Mit der telefonischen Weitergabe eines TAC-Codes an einen unbekannten Dritten, der sich als Bankmitarbeiter ausgibt, verletzt der Bankkunde grob fahrlässig seine Sorgfaltspflichten.
Von Redaktion
10. September 2018

Die Kläger sind Inhaber des beim beklagten Kreditinstitut eingerichteten Kontos. Seit 2005 nehmen sie am Electronic Banking der Beklagten teil, und zwar seit November 2013 in Form der von der Beklagten zur Verfügung gestellten TAC-SMS-Codes.
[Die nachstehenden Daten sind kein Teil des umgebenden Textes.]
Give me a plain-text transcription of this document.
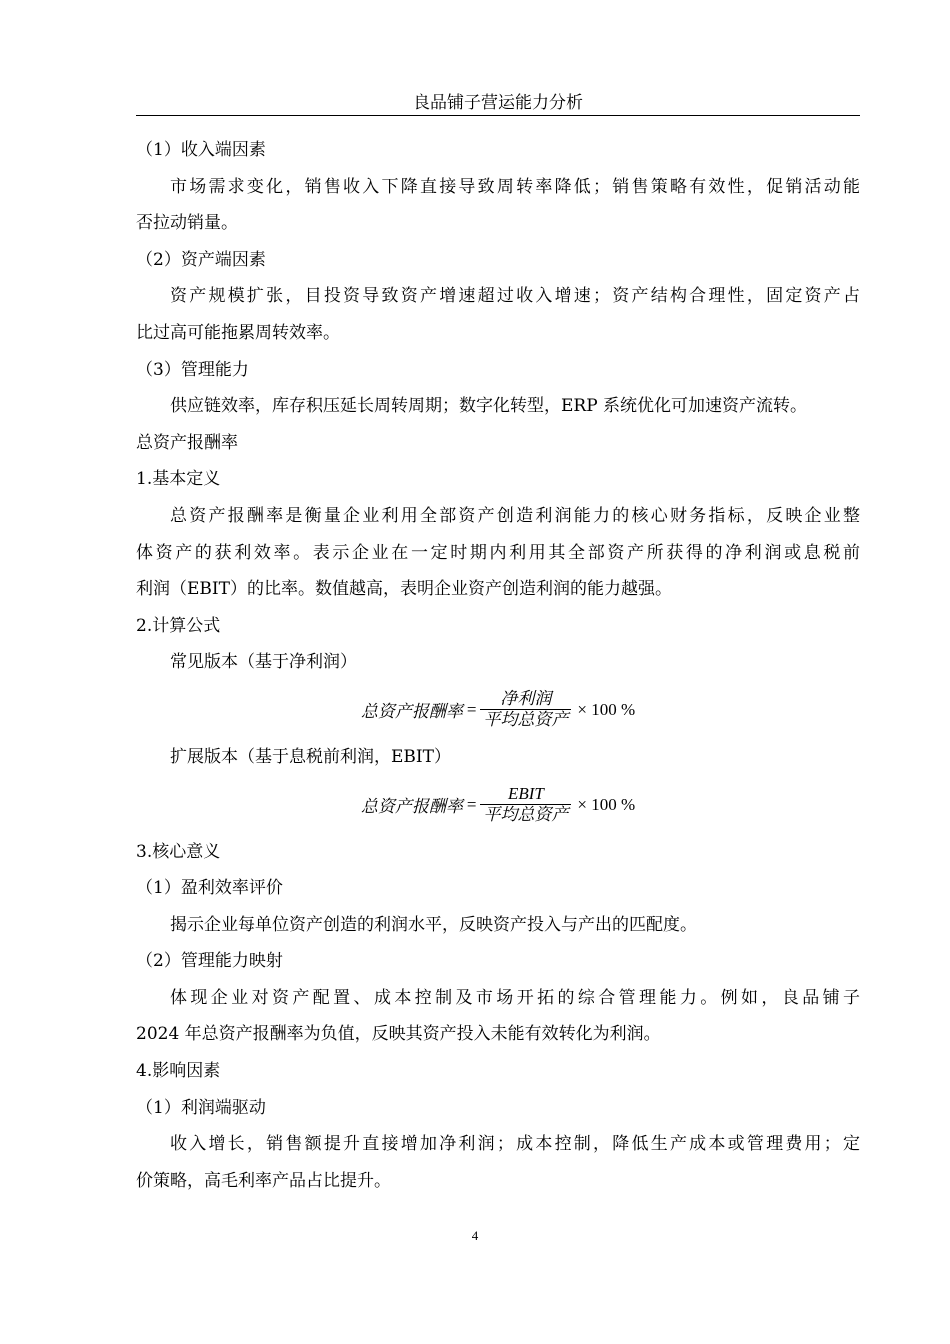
良品铺子营运能力分析
（1）收入端因素
市场需求变化，销售收入下降直接导致周转率降低；销售策略有效性，促销活动能
否拉动销量。
（2）资产端因素
资产规模扩张，目投资导致资产增速超过收入增速；资产结构合理性，固定资产占
比过高可能拖累周转效率。
（3）管理能力
供应链效率，库存积压延长周转周期；数字化转型，ERP 系统优化可加速资产流转。
总资产报酬率
1.基本定义
总资产报酬率是衡量企业利用全部资产创造利润能力的核心财务指标，反映企业整
体资产的获利效率。表示企业在一定时期内利用其全部资产所获得的净利润或息税前
利润（EBIT）的比率。数值越高，表明企业资产创造利润的能力越强。
2.计算公式
常见版本（基于净利润）
总资产报酬率 = $\frac{\text{净利润}}{\text{平均总资产}} \times 100$ %
扩展版本（基于息税前利润，EBIT）
总资产报酬率 = $\frac{\text{EBIT}}{\text{平均总资产}} \times 100$ %
3.核心意义
（1）盈利效率评价
揭示企业每单位资产创造的利润水平，反映资产投入与产出的匹配度。
（2）管理能力映射
体现企业对资产配置、成本控制及市场开拓的综合管理能力。例如，良品铺子
2024 年总资产报酬率为负值，反映其资产投入未能有效转化为利润。
4.影响因素
（1）利润端驱动
收入增长，销售额提升直接增加净利润；成本控制，降低生产成本或管理费用；定
价策略，高毛利率产品占比提升。
4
Die TAC-Codes der Beklagten sind vierstellig und werden durch Übermittlung einer TAC-SMS zur Zeichnung der vom Kunden gewünschten Überweisung im Zuge des Überweisungsvorganges per netbanking auf das Handy des Kunden versendet. Diese TAC-SMS, die vom Server der Beklagten versendet werden, haben üblicherweise folgenden Inhalt: „Prüfen Sie die letzten 11 Stellen der IBAN und Betragssumme“. Diesem Hinweis folgen dann die letzten 11 Stellen der IBAN, der Überweisungsbetrag in Euro sowie der vierstellige TAC-Code, welcher ausdrücklich als „TAC“ bezeichnet wird.

Die Beklagte übermittelt immer wieder Warnungen an ihre Kunden über aktuell im Internet im Umlauf befindliche Trojaner und Phishing-Mails. Unter anderem enthielten diese Warnungen der Beklagten folgenden Inhalt: „Prüfen Sie IMMER die Inhalte ihrer TAC-SMS, bevor sie mit der TAC zeichnen – also bei einer Überweisung die Empfänger-IBAN und vor allem den Betrag!!!!“ Auch der Erstkläger hat derartige Warnungen der Beklagten erhalten und auch gelesen.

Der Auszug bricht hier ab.